Он махал рукой в воздухе, усы его и пробор растрепались. Юзька и Боба пытались его усадить, и все трое рухнули, сцепившись, на скамейку. Ослабов, сидя на углу стола, между незнакомыми, автоматически наблюдал, как хан ест шашлык. Он брал пальцами кусок, надевал его с трудом глубоко на вилку и двумя руками нес вилку ко рту, запихивая ее, и, захватив кусок зубами, вырывал вилку. Ослабов любил в опьянении эту способность видеть все зыбким и прозрачным. Но сейчас, кроме приятного головокружения, он ощущал предчувствие какой-то окончательной потери равновесия, как бы приближение вихря. Эти пьяные люди дурманили его своим видом больше, чем вино. Движущиеся рты, глаза, носы, растопыренные пальцы, мелькавшие между головами, — весь этот анатомический, рассыпавшийся на куски материал был ему бесконечно отвратителен. Минутами ему казалось, что нос Юзьки сполз со своего места и поплыл на щеки Шпакевича и покрыл собою довольно приличный нос Шпакевича. Получилась новая смешная маска. Черные, короткие усы Бобы вдруг перепрыгнули на нежное лицо Мышонка, от чего оно стало совсем звериным. Так же путались прически, руки, плечи. Из шелковых рукавчиков докторши вместо ее маленьких ручек вдруг высовывались Юзькины красные лапы. Фигуры и лица распухали, набухали, расплывались по комнате. Две большие лампы, стоявшие в нишах, и свечи на столе горели все тусклее. Уже во многих местах окровянилась пролитым вином скатерть, а Юзька все наполнял и наполнял кувшины. Вдруг сильно постучали в окно с балкона. Ослабов открыл дверь. На пороге стоял, ухмыляясь, Ванька, красный, большеротый, с белыми деснами.
— Пьете? — сказал он.
— Пьем, — как паролем, ответил Ослабов. — Входи.

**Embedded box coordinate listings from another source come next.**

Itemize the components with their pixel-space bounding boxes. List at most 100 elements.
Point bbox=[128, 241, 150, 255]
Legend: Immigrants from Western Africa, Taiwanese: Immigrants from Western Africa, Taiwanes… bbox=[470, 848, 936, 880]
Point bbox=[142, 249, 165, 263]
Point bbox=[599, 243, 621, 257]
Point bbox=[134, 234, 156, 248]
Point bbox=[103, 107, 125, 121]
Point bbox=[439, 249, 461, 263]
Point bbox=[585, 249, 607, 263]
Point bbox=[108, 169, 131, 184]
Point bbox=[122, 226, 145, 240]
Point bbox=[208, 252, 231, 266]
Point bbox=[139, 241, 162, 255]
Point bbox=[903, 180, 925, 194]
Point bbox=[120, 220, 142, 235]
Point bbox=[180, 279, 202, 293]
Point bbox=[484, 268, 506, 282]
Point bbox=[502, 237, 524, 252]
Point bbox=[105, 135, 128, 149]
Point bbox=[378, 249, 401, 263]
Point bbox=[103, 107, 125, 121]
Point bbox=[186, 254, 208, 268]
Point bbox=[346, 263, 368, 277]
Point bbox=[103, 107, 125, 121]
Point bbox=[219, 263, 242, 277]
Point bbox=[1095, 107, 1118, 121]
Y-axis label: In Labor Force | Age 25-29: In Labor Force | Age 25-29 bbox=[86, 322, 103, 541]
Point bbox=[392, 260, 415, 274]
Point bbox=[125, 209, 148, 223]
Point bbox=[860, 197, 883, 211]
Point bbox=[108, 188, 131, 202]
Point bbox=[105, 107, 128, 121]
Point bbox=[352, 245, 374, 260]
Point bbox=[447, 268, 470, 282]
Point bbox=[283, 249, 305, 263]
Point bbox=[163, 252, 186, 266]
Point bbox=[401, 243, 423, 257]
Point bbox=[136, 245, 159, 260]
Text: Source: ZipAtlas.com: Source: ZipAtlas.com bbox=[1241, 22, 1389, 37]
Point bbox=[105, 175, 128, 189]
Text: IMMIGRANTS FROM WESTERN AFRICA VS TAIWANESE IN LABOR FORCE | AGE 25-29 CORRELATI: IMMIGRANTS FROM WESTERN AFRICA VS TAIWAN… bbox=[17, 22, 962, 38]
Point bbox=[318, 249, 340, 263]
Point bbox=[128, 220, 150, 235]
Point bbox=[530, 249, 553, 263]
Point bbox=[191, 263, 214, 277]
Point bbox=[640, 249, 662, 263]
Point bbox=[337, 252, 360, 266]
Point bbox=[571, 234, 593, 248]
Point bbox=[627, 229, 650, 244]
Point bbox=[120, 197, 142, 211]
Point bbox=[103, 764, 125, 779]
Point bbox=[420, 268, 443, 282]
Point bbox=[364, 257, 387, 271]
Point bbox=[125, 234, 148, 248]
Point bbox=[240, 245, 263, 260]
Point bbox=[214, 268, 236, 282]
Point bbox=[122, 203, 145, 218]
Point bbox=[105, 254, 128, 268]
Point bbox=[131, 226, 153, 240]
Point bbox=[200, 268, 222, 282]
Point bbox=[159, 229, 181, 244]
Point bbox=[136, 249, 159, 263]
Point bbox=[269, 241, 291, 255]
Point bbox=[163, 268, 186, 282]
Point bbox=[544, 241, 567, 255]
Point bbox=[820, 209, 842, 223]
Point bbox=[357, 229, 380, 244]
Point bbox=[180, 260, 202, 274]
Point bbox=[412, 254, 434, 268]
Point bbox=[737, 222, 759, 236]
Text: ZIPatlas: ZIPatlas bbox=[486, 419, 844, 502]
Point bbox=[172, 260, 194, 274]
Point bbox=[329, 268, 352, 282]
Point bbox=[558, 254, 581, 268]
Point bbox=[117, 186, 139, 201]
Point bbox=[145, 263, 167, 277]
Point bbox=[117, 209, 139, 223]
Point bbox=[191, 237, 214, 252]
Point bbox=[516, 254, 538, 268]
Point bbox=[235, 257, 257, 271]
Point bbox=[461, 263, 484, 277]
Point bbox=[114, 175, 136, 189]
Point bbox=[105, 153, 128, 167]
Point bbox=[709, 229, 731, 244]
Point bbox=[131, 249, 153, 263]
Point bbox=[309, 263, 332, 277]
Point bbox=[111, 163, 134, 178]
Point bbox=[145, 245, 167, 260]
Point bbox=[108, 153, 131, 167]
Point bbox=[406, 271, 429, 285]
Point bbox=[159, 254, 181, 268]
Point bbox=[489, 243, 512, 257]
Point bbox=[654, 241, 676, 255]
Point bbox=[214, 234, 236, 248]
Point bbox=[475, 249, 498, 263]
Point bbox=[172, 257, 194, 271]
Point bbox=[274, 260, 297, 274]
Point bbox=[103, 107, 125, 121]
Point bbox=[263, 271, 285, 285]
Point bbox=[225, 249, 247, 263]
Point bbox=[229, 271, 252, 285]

— Нет, уж вы мне поднесите здесь.
Ослабов шепнул Юзьке, и тотчас на балконе образовалась маленькая компания, решившая повторить водку. Вскоре началась там пляска под плесканье ладоней. Один за другим выходили плясуны на балкон плясать наурскую. Вытаптывали и вырабатывали друг перед другом мельчайшие па и уходили в круг. Новые заменяли их. А в комнате распелись: «Аллаверды», «Олег», «Стенька Разин» следовали друг за другом. Пир разгорелся. Синяя ночь давно уже повела звезды по небу. Час уходил за часом, и времени никто не чувствовал. Безобразная женщина, немолодая, в заношенном платье, истерически декламировала какие-то стихи.
— Кто она? — спросил Ослабов Юзьку.
— Сестра. Сошла с ума на фронте. Когда не пьяна, не буянит. Только все ходит из угла в угол.
Совсем пьяный Юзька все же соблюдал какую-то торжественность, расшаркивался перед всеми и ежеминутно извинялся.
— Спляшем и мы! — вдруг сказал Ванька.
И они пустились вдвоем.
Неизвестно, что это был за танец. То вприсядку, то впрямь, то врозь, то обнявшись, с вытаращенными друг на друга глазами они протопали земляной пол до балок и вдруг провалились по пояс в образовавшуюся под их ногами дыру. Общий хохот приветствовал этот финал.